By Conway Lynch
Contributing Writer

It all started the first week of classes – when I received that flimsy 3-by-5-inch piece of plastic. A piece of plastic that I filed forms for, paid an exorbitant $50 for and eventually waited in line for.

Right after receiving my parking decal, I thought to myself, “This is a nice upgrade.” I was naïve, charmed by the thin, minimalist design. I wondered why public safety bothered with the modernization. Perhaps it was less expensive to produce.

Returning to my car – fearing the parking police already had me in their sights – I tried picking off the old decal. It wouldn’t budge. I dug my fingernails into it. I pushed my debit card under the glue. Not even a barrage of sticker-related verbal insults worked. I needed something serious.

Aha! Buried under a pile of NOS-energy cans and stained syllabi, I found my ice scraper.

After five minutes of frantic scraping, I was left with a sticky smear.

Example of a failed sticker removal – Photo by Samantha Paine, The Keystone

I carefully peeled the wax paper away from my new decal, revealing four diagonal cuts in the plastic. “These better be on purpose,” I thought.

Seated in the passenger side, I started my approach, the sticker balanced on my fingertips. Holding my breath, I touched the corner to the glass. In an instant, the entire decal tore in half.

I bellowed expletives that are not appropriate for The Keystone nor any parking lot.

I became a sticker surgeon, determined not to waste another $50. Sweat dripped from my brow, and my hands trembled as I tried to reconstruct something resembling the former modern art masterpiece. Picasso came to mind.

I did everything I could. I would be riding with this sad, jagged patchwork for the rest of the year.

Broken, reeking of sweat and filled with anguish, I looked out past the adhesive smudged glass onto the horizon. Was I the only one who could not affix a parking pass?

The next morning, I wandered the KU parking lots, analyzing every windshield I passed, looking for damaged decals. People started to stare. The decal was pushing me to dissociation, but I was not alone. Nearly half the decals I saw were torn, and some drivers offered comments.

“So cheap. It’s horrible. It ripped in, like, four places,” said senior Mariel Cordero. “It’s a damn puzzle.”

“Looks like s–t in my window because I tried to put it back together,” said senior Racheal Pietropolo.

“Whoever designed this thing needs to be terminated and never allowed to design anything ever again,” said senior Tyler Nicholas.

Mangled end result of sticker application – Photo by Conway Lynch, The Keystone

And, if you are wondering, I did contact KU Public Safety Associate Director Anne Reel, who said, “We changed to a material that would not allow for the unauthorized transfer of the permit [to a different vehicle.]”

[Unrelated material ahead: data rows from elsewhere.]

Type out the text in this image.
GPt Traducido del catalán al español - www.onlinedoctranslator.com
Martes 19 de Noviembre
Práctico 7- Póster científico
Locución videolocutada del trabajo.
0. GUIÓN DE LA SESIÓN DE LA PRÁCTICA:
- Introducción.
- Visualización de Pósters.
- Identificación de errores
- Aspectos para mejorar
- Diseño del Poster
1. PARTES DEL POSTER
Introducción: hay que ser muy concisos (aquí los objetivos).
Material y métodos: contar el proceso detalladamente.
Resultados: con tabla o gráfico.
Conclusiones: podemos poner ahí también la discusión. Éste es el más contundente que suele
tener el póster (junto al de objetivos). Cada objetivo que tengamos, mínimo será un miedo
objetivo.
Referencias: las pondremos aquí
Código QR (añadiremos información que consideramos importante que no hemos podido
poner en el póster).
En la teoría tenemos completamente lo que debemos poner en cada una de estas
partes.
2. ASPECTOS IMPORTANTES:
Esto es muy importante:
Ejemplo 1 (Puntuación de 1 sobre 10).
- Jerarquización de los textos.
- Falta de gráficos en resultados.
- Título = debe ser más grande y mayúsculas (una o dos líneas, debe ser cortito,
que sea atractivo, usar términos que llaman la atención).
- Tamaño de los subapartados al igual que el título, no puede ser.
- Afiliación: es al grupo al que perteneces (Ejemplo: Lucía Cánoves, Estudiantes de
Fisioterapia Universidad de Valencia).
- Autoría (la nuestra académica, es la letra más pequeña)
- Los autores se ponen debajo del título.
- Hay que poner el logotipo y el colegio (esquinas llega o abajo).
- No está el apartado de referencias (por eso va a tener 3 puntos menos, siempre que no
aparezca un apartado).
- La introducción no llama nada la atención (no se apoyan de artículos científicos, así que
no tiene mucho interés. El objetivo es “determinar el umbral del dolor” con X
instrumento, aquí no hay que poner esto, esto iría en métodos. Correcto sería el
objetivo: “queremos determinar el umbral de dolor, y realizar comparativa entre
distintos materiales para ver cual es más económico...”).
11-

The change certainly solves this issue considering it is nearly impossible to apply it the first time let alone subsequent applications.

It is a travesty that students are expected to pay $50 for a piece of sticky, plastic garbage. These parking passes are meant to be simple. Something we pay for to avoid a hassle, but they are nothing but a hassle. There are three clear responses KU can take from here: 1) refund all monies involved, 2) replace the parking passes or 3) set up a support group on campus for those of us affected.